Arslan Bulut ve Ramazan Kurtoğlu, Gladio isimli bir yapılanmanın harp dairesi yoluyla Türkiye’yi komuta etmeye çalıştığını eserlerinde yazdılar. Türkiye’nin birçok uzmanı, hatta eski vali Recep Yazıcıoğlu dahi devlet sistemimizde problemler olduğunu ciddi eleştirilerle halka arz etti. Susurluk olayı herkesin aklında bir şüphe olarak yer etti ve devlet kirli ilişkilere mi sahip sorusu yıllarca soruldu.
Bütün bunları ayrı ayrı ele aldığımızda, seksen darbesine giden yolda sağcılarla solcuları birbirine kırdıranların aynı amaca hizmet ettiği ve ülkeyi kaosa sürüklediği, birilerinin buna sessiz kaldığı gibi söylemler karşımıza çıkmaktadır.

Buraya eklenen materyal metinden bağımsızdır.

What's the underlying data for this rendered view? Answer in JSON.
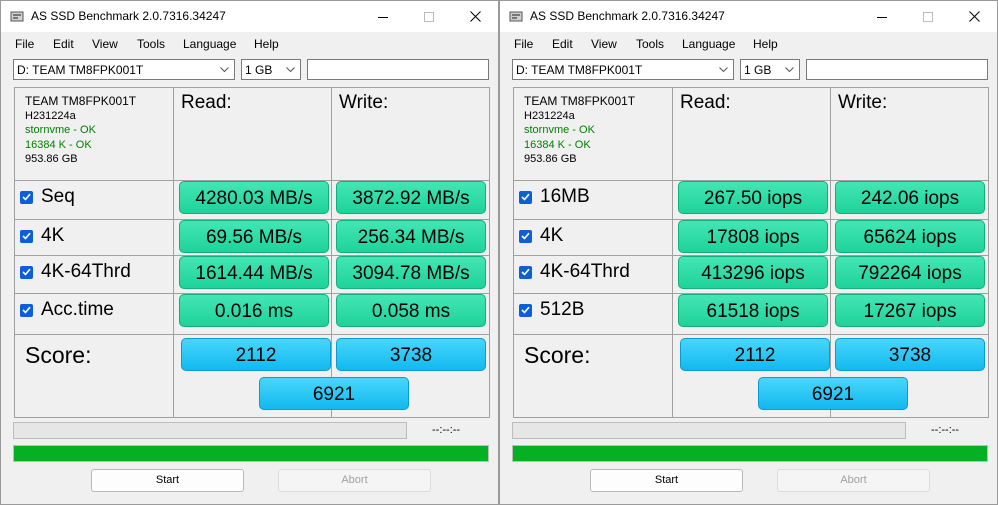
{
  "windows": [
    {
      "title": "AS SSD Benchmark 2.0.7316.34247",
      "menu": [
        "File",
        "Edit",
        "View",
        "Tools",
        "Language",
        "Help"
      ],
      "drive": "D: TEAM TM8FPK001T",
      "size": "1 GB",
      "device": {
        "name": "TEAM TM8FPK001T",
        "firmware": "H231224a",
        "driver": "stornvme - OK",
        "alignment": "16384 K - OK",
        "capacity": "953.86 GB"
      },
      "headers": {
        "read": "Read:",
        "write": "Write:"
      },
      "rows": [
        {
          "label": "Seq",
          "read": "4280.03 MB/s",
          "write": "3872.92 MB/s"
        },
        {
          "label": "4K",
          "read": "69.56 MB/s",
          "write": "256.34 MB/s"
        },
        {
          "label": "4K-64Thrd",
          "read": "1614.44 MB/s",
          "write": "3094.78 MB/s"
        },
        {
          "label": "Acc.time",
          "read": "0.016 ms",
          "write": "0.058 ms"
        }
      ],
      "score": {
        "label": "Score:",
        "read": "2112",
        "write": "3738",
        "total": "6921"
      },
      "time": "--:--:--",
      "progress": 1.0,
      "buttons": {
        "start": "Start",
        "abort": "Abort"
      }
    },
    {
      "title": "AS SSD Benchmark 2.0.7316.34247",
      "menu": [
        "File",
        "Edit",
        "View",
        "Tools",
        "Language",
        "Help"
      ],
      "drive": "D: TEAM TM8FPK001T",
      "size": "1 GB",
      "device": {
        "name": "TEAM TM8FPK001T",
        "firmware": "H231224a",
        "driver": "stornvme - OK",
        "alignment": "16384 K - OK",
        "capacity": "953.86 GB"
      },
      "headers": {
        "read": "Read:",
        "write": "Write:"
      },
      "rows": [
        {
          "label": "16MB",
          "read": "267.50 iops",
          "write": "242.06 iops"
        },
        {
          "label": "4K",
          "read": "17808 iops",
          "write": "65624 iops"
        },
        {
          "label": "4K-64Thrd",
          "read": "413296 iops",
          "write": "792264 iops"
        },
        {
          "label": "512B",
          "read": "61518 iops",
          "write": "17267 iops"
        }
      ],
      "score": {
        "label": "Score:",
        "read": "2112",
        "write": "3738",
        "total": "6921"
      },
      "time": "--:--:--",
      "progress": 1.0,
      "buttons": {
        "start": "Start",
        "abort": "Abort"
      }
    }
  ],
  "colors": {
    "result_green": "#2bdba6",
    "score_blue": "#1fc2f5",
    "progress_green": "#06b025",
    "ok_green": "#008000"
  }
}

Böyle olmasa bile bu olayların tırmanışına kimler neden sessiz kaldılar? Geçtiğimiz yıl madenlerin zehirlediği topraklarımız ve nehirlerimiz üzerine halk ayaklanmaları olmuş ve bir altın madeninin faaliyetlerine geçici olarak durdurma kararı gelmişti. Bütün bunlar ülkemizde faaliyette bulunurken teşvikler alıyor, halkın haklarının üzerinde haklara sahip oluyor. Bunlara kimler neden müsaade etmektedir? Bu durum emperyalist şirketlerin Türkiye’ye bakışını da göstermektedir. Türkiye’de devleti ve milletin halkı olan toprakları, suları, madenleri birileri kolay lokma olarak mı görüyor? Her türlü emek hırsızlığı ve sömürü devletimizin mücadele alanı içinde değil midir?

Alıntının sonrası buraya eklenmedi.